★ ★ ★
2、3日前の北海道新聞だったか、9月のブラックアウトの原因は「京極の水力発電所が稼働していなかった」ことにあった、と。北海道電力の副社長がそう語ったという記事が載っていた。引用するとこんな記事だ:
苫東厚真3基が停止しただけでは全域停電はおきなかった。京極発電所が結果として動いていればよかった。
(出所)北海道新聞、2018年11月2日
副社長がこう語った由。
技術的検証委員会でもそんな見解をとっているとも述べられていた。
10月23日にまとめた中間報告で、京極水力発電所が稼働していれば、防げた可能性が高いと指摘。とある。
(出所)上と同じ。
京極発電所(1,2号機総出力40万KW)が稼働していなかったのは定期点検中だったためだ。
★ ★ ★
電力需給の供給側の数字は保有発電能力ではなく、定期点検による遊休化を織り込んだ平常時稼働率を前提とするべきだ。
また今年の厳冬期を乗り切るうえで十分な発電能力が確保されたとしているが、それは石狩に新設中で来春に運用開始予定のLNG発電所の試運転を供給側の数字に加えている点が大きい。
試運転は、安全管理のために行うものであるから、それを電力供給量に上乗せするのはデータ・クッキング、というか電力データの隠蔽に極めて近い行為だ。
★ ★ ★
アメリカを相手に太平洋戦争開戦を日本が決断する根拠として物資動員計画という数字の裏付けがあった。
しかし、その数字は極めて楽観的な輸送船損耗率の大前提があってのものだった。
実際には、米海軍の潜水艦によって想定を上回る隻数の輸送船が撃沈され、特に南方最前線では補給が困難になり、飢餓、病気による死者が膨大な数に上った。

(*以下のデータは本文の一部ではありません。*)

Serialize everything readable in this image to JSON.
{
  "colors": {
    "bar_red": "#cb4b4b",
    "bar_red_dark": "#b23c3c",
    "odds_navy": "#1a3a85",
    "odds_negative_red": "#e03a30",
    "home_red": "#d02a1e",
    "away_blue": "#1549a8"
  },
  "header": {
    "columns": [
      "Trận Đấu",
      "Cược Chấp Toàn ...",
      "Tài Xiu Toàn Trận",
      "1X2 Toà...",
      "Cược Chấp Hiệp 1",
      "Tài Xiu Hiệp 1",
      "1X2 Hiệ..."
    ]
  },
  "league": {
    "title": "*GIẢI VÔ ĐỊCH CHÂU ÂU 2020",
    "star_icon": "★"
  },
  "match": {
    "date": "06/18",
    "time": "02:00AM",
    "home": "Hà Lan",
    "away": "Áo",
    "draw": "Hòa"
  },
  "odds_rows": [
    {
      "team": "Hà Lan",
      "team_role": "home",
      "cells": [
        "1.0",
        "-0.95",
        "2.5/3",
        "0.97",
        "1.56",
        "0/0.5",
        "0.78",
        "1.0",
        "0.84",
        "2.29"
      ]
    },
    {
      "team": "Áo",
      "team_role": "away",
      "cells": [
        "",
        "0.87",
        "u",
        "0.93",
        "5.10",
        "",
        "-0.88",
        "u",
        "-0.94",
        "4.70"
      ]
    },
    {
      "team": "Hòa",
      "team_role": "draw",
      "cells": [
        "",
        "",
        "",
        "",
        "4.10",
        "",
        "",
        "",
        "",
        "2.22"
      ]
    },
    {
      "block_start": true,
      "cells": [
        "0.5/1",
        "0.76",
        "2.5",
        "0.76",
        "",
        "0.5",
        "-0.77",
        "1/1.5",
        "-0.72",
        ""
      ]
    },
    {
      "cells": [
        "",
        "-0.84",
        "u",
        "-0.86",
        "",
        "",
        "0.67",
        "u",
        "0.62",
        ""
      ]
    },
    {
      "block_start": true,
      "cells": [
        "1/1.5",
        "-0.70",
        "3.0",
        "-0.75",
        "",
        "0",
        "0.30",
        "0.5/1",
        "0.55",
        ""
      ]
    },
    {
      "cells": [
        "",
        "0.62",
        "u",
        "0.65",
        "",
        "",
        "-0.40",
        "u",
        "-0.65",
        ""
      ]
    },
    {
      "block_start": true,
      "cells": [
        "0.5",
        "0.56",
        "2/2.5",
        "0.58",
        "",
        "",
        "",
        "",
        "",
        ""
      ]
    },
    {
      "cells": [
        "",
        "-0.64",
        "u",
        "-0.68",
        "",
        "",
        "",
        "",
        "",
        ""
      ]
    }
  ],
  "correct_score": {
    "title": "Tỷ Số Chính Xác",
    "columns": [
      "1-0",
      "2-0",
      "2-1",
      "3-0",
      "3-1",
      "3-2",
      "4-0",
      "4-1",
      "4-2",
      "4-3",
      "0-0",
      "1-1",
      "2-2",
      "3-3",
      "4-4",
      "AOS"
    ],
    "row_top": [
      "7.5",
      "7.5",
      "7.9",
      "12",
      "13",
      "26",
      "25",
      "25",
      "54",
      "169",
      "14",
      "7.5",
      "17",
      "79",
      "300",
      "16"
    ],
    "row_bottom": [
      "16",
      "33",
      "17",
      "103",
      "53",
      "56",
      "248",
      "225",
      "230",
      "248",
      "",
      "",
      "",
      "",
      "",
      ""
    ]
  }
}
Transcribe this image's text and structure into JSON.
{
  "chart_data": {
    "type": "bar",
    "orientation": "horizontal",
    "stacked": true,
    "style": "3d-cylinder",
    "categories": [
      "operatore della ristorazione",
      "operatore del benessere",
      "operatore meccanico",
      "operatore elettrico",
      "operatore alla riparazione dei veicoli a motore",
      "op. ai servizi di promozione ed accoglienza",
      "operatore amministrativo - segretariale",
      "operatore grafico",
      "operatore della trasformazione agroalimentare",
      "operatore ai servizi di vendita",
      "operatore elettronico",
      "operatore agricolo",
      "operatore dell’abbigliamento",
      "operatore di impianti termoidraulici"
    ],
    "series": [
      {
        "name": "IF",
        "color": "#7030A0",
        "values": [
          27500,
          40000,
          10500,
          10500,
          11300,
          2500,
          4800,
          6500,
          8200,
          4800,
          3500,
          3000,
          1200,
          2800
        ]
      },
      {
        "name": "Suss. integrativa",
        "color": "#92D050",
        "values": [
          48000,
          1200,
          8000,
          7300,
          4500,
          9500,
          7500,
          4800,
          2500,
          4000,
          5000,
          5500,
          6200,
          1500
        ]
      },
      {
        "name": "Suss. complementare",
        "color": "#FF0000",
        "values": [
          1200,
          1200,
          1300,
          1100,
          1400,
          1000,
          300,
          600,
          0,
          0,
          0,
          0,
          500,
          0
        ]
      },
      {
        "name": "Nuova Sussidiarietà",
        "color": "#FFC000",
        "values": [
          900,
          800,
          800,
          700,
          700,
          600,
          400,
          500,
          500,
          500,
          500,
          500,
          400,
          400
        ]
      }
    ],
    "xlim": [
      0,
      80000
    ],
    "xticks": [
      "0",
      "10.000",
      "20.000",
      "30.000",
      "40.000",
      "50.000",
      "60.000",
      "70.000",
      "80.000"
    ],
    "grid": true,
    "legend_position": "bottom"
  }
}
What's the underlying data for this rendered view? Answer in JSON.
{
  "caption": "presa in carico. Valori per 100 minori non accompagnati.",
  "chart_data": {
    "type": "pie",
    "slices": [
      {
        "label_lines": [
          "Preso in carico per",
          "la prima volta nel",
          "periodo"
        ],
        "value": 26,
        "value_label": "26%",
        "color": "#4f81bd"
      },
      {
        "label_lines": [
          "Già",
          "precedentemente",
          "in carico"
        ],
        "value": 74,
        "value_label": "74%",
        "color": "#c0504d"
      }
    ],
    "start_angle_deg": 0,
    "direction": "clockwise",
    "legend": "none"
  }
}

こんな惨状は、近代化された軍隊同士が戦った戦争では見られなかった。
日本人は、一度決めた方針を変更することを非常に嫌う傾向がずっとある。それは時に「信念」となり長所として働くことがある。特に、研究者や芸術家など個人として活動する分野では長所として作用することが多いのだろう。しかし、同じ傾向が組織の中で働くと、方針変更を促すデータが数字に現れても、その事実を認めることを嫌い、都合の良い数字に作り替える意志として働くことが多い。
データを頭から無視する夢想家ではない。日本人は、本質はリアリストである、と。小生は感じることが多い。しかし、人間集団が組織となるに伴って、どういうメカニズムかは詳細に調べたことはないが、データ分析が従属的な位置に置かれ始め、大事な真相が隠蔽され、問題解決への道を自らふさいでしまう・・・。そんな国民性がいまなお認められる。
このプロセスでいわゆる「忖度」が働いているのであれば、面白い研究テーマを提供するだろう。
日本人の国民性は、戦争以来、いや明治維新以来、というか幕末、歴史全体を通してずっと変わってはいない。同じである。そう思うようになった。